The JAR version may change depending on your installed Hadoop distribution.
Once you hit the preceding command on the console, you will see the logs generated by the application on the console, as shown in the following command. The default logger configuration is displayed on the console.

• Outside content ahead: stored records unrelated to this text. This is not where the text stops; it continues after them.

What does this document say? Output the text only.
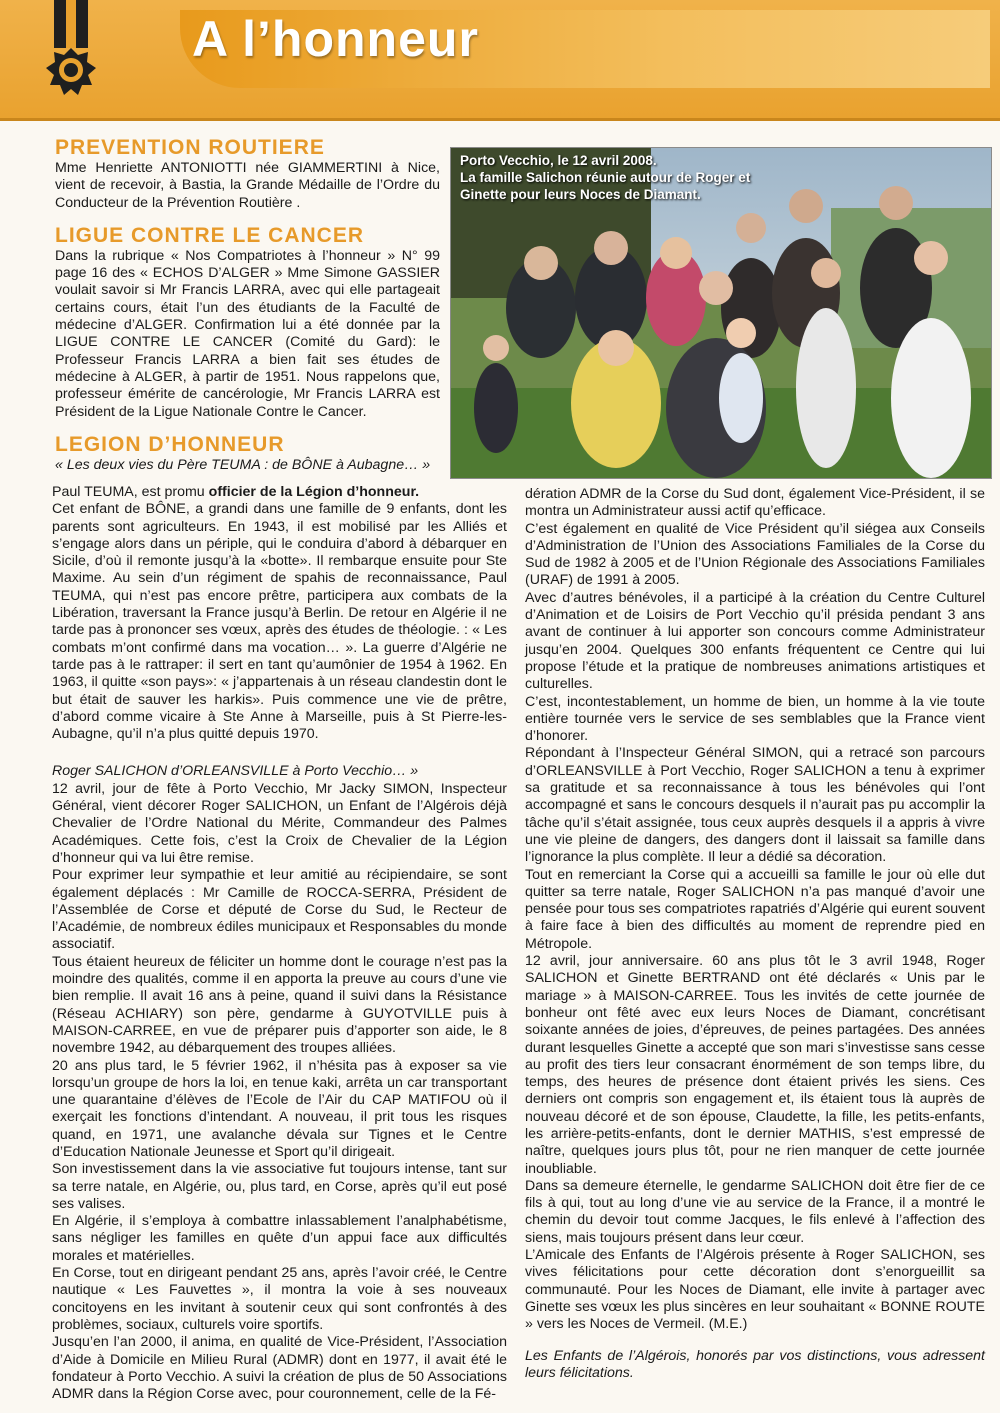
A l’honneur
PREVENTION ROUTIERE

Mme Henriette ANTONIOTTI née GIAMMERTINI à Nice, vient de recevoir, à Bastia, la Grande Médaille de l’Ordre du Conducteur de la Prévention Routière .

LIGUE CONTRE LE CANCER

Dans la rubrique « Nos Compatriotes à l’honneur » N° 99 page 16 des « ECHOS D’ALGER » Mme Simone GASSIER voulait savoir si Mr Francis LARRA, avec qui elle partageait certains cours, était l’un des étudiants de la Faculté de médecine d’ALGER. Confirmation lui a été donnée par la LIGUE CONTRE LE CANCER (Comité du Gard): le Professeur Francis LARRA a bien fait ses études de médecine à ALGER, à partir de 1951. Nous rappelons que, professeur émérite de cancérologie, Mr Francis LARRA est Président de la Ligue Nationale Contre le Cancer.

LEGION D’HONNEUR

« Les deux vies du Père TEUMA : de BÔNE à Aubagne… »

Porto Vecchio, le 12 avril 2008.
La famille Salichon réunie autour de Roger et Ginette pour leurs Noces de Diamant.

Paul TEUMA, est promu officier de la Légion d’honneur.

Cet enfant de BÔNE, a grandi dans une famille de 9 enfants, dont les parents sont agriculteurs. En 1943, il est mobilisé par les Alliés et s’engage alors dans un périple, qui le conduira d’abord à débarquer en Sicile, d’où il remonte jusqu’à la «botte». Il rembarque ensuite pour Ste Maxime. Au sein d’un régiment de spahis de reconnaissance, Paul TEUMA, qui n’est pas encore prêtre, participera aux combats de la Libération, traversant la France jusqu’à Berlin. De retour en Algérie il ne tarde pas à prononcer ses vœux, après des études de théologie. : « Les combats m’ont confirmé dans ma vocation… ». La guerre d’Algérie ne tarde pas à le rattraper: il sert en tant qu’aumônier de 1954 à 1962. En 1963, il quitte «son pays»: « j’appartenais à un réseau clandestin dont le but était de sauver les harkis». Puis commence une vie de prêtre, d’abord comme vicaire à Ste Anne à Marseille, puis à St Pierre-les-Aubagne, qu’il n’a plus quitté depuis 1970.

Roger SALICHON d’ORLEANSVILLE à Porto Vecchio… »

12 avril, jour de fête à Porto Vecchio, Mr Jacky SIMON, Inspecteur Général, vient décorer Roger SALICHON, un Enfant de l’Algérois déjà Chevalier de l’Ordre National du Mérite, Commandeur des Palmes Académiques. Cette fois, c’est la Croix de Chevalier de la Légion d’honneur qui va lui être remise.

Pour exprimer leur sympathie et leur amitié au récipiendaire, se sont également déplacés : Mr Camille de ROCCA-SERRA, Président de l’Assemblée de Corse et député de Corse du Sud, le Recteur de l’Académie, de nombreux édiles municipaux et Responsables du monde associatif.

Tous étaient heureux de féliciter un homme dont le courage n’est pas la moindre des qualités, comme il en apporta la preuve au cours d’une vie bien remplie. Il avait 16 ans à peine, quand il suivi dans la Résistance (Réseau ACHIARY) son père, gendarme à GUYOTVILLE puis à MAISON-CARREE, en vue de préparer puis d’apporter son aide, le 8 novembre 1942, au débarquement des troupes alliées.

20 ans plus tard, le 5 février 1962, il n’hésita pas à exposer sa vie lorsqu’un groupe de hors la loi, en tenue kaki, arrêta un car transportant une quarantaine d’élèves de l’Ecole de l’Air du CAP MATIFOU où il exerçait les fonctions d’intendant. A nouveau, il prit tous les risques quand, en 1971, une avalanche dévala sur Tignes et le Centre d’Education Nationale Jeunesse et Sport qu’il dirigeait.

Son investissement dans la vie associative fut toujours intense, tant sur sa terre natale, en Algérie, ou, plus tard, en Corse, après qu’il eut posé ses valises.

En Algérie, il s’employa à combattre inlassablement l’analphabétisme, sans négliger les familles en quête d’un appui face aux difficultés morales et matérielles.

En Corse, tout en dirigeant pendant 25 ans, après l’avoir créé, le Centre nautique « Les Fauvettes », il montra la voie à ses nouveaux concitoyens en les invitant à soutenir ceux qui sont confrontés à des problèmes, sociaux, culturels voire sportifs.

Jusqu’en l’an 2000, il anima, en qualité de Vice-Président, l’Association d’Aide à Domicile en Milieu Rural (ADMR) dont en 1977, il avait été le fondateur à Porto Vecchio. A suivi la création de plus de 50 Associations ADMR dans la Région Corse avec, pour couronnement, celle de la Fé-

dération ADMR de la Corse du Sud dont, également Vice-Président, il se montra un Administrateur aussi actif qu’efficace.

C’est également en qualité de Vice Président qu’il siégea aux Conseils d’Administration de l’Union des Associations Familiales de la Corse du Sud de 1982 à 2005 et de l’Union Régionale des Associations Familiales (URAF) de 1991 à 2005.

Avec d’autres bénévoles, il a participé à la création du Centre Culturel d’Animation et de Loisirs de Port Vecchio qu’il présida pendant 3 ans avant de continuer à lui apporter son concours comme Administrateur jusqu’en 2004. Quelques 300 enfants fréquentent ce Centre qui lui propose l’étude et la pratique de nombreuses animations artistiques et culturelles.

C’est, incontestablement, un homme de bien, un homme à la vie toute entière tournée vers le service de ses semblables que la France vient d’honorer.

Répondant à l’Inspecteur Général SIMON, qui a retracé son parcours d’ORLEANSVILLE à Port Vecchio, Roger SALICHON a tenu à exprimer sa gratitude et sa reconnaissance à tous les bénévoles qui l’ont accompagné et sans le concours desquels il n’aurait pas pu accomplir la tâche qu’il s’était assignée, tous ceux auprès desquels il a appris à vivre une vie pleine de dangers, des dangers dont il laissait sa famille dans l’ignorance la plus complète. Il leur a dédié sa décoration.

Tout en remerciant la Corse qui a accueilli sa famille le jour où elle dut quitter sa terre natale, Roger SALICHON n’a pas manqué d’avoir une pensée pour tous ses compatriotes rapatriés d’Algérie qui eurent souvent à faire face à bien des difficultés au moment de reprendre pied en Métropole.

12 avril, jour anniversaire. 60 ans plus tôt le 3 avril 1948, Roger SALICHON et Ginette BERTRAND ont été déclarés « Unis par le mariage » à MAISON-CARREE. Tous les invités de cette journée de bonheur ont fêté avec eux leurs Noces de Diamant, concrétisant soixante années de joies, d’épreuves, de peines partagées. Des années durant lesquelles Ginette a accepté que son mari s’investisse sans cesse au profit des tiers leur consacrant énormément de son temps libre, du temps, des heures de présence dont étaient privés les siens. Ces derniers ont compris son engagement et, ils étaient tous là auprès de nouveau décoré et de son épouse, Claudette, la fille, les petits-enfants, les arrière-petits-enfants, dont le dernier MATHIS, s’est empressé de naître, quelques jours plus tôt, pour ne rien manquer de cette journée inoubliable.

Dans sa demeure éternelle, le gendarme SALICHON doit être fier de ce fils à qui, tout au long d’une vie au service de la France, il a montré le chemin du devoir tout comme Jacques, le fils enlevé à l’affection des siens, mais toujours présent dans leur cœur.

L’Amicale des Enfants de l’Algérois présente à Roger SALICHON, ses vives félicitations pour cette décoration dont s’enorgueillit sa communauté. Pour les Noces de Diamant, elle invite à partager avec Ginette ses vœux les plus sincères en leur souhaitant « BONNE ROUTE » vers les Noces de Vermeil. (M.E.)

Les Enfants de l’Algérois, honorés par vos distinctions, vous adressent leurs félicitations.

The default mode is INFO, and you may change it by overwriting the default logger settings by updating hadoop.root.logger=WARN,console in conf/log4j.properties:
Number of Maps = 16
Samples per Map = 10000
Wrote input for Map #0
Wrote input for Map #1
Wrote input for Map #2
Wrote input for Map #3
Wrote input for Map #4
Wrote input for Map #5
Wrote input for Map #6
Wrote input for Map #7
Wrote input for Map #8
Wrote input for Map #9
Wrote input for Map #10
Wrote input for Map #11
Wrote input for Map #12
Wrote input for Map #13
Wrote input for Map #14
Wrote input for Map #15
Starting Job
11/09/14 21:12:02 INFO mapreduce.Job: map 0% reduce 0%
11/09/14 21:12:09 INFO mapreduce.Job: map 25% reduce 0%
11/09/14 21:12:11 INFO mapreduce.Job: map 56% reduce 0%
11/09/14 21:12:12 INFO mapreduce.Job: map 100% reduce 0%
11/09/14 21:12:12 INFO mapreduce.Job: map 100% reduce 100%
11/09/14 21:12:12 INFO mapreduce.Job: Job job_1381790835497_0003 completed successfully
11/09/14 21:12:19 INFO mapreduce.Job: Counters: 44
File System Counters
FILE: Number of bytes read=358
FILE: Number of bytes written=1365080
FILE: Number of read operations=0
FILE: Number of large read operations=0
FILE: Number of write operations=0
HDFS: Number of bytes read=4214
HDFS: Number of bytes written=215
HDFS: Number of read operations=67
HDFS: Number of large read operations=0
HDFS: Number of write operations=3
Job Counters
Launched map tasks=16
Launched reduce tasks=1
Data-local map tasks=14
Rack-local map tasks=2
Total time spent by all maps in occupied slots (ms)=184421
Total time spent by all reduces in occupied slots (ms)=8542
Map-Reduce Framework
Map input records=16
Map output records=32
Map output bytes=288
Map output materialized bytes=448
Input split bytes=2326
Combine input records=0
Combine output records=0
Reduce input groups=2
Reduce shuffle bytes=448
Reduce input records=32
Reduce output records=0
Spilled Records=64
Shuffled Maps =16
Failed Shuffles=0
Merged Map outputs=16
GC time elapsed (ms)=195
CPU time spent (ms)=7740
Physical memory (bytes) snapshot=6143396896
Virtual memory (bytes) snapshot=23142254400
Total committed heap usage (bytes)=43340769024
Shuffle Errors
BAD_ID=0
CONNECTION=0
IO_ERROR=0
WRONG_LENGTH=0
WRONG_MAP=0
WRONG_REDUCE=0
File Input Format Counters
Bytes Read=1848
File Output Format Counters
Bytes Written=98
Job Finished in 23.144 seconds
Estimated value of Pi is 3.14127500000000000000
You can compare the example that runs over Hadoop 1.x and the one that runs over YARN. You can hardly differentiate by looking at the logs, but you can clearly identify the difference in performance. YARN has backward-compatibility support with MapReduce 1.x, without any code change.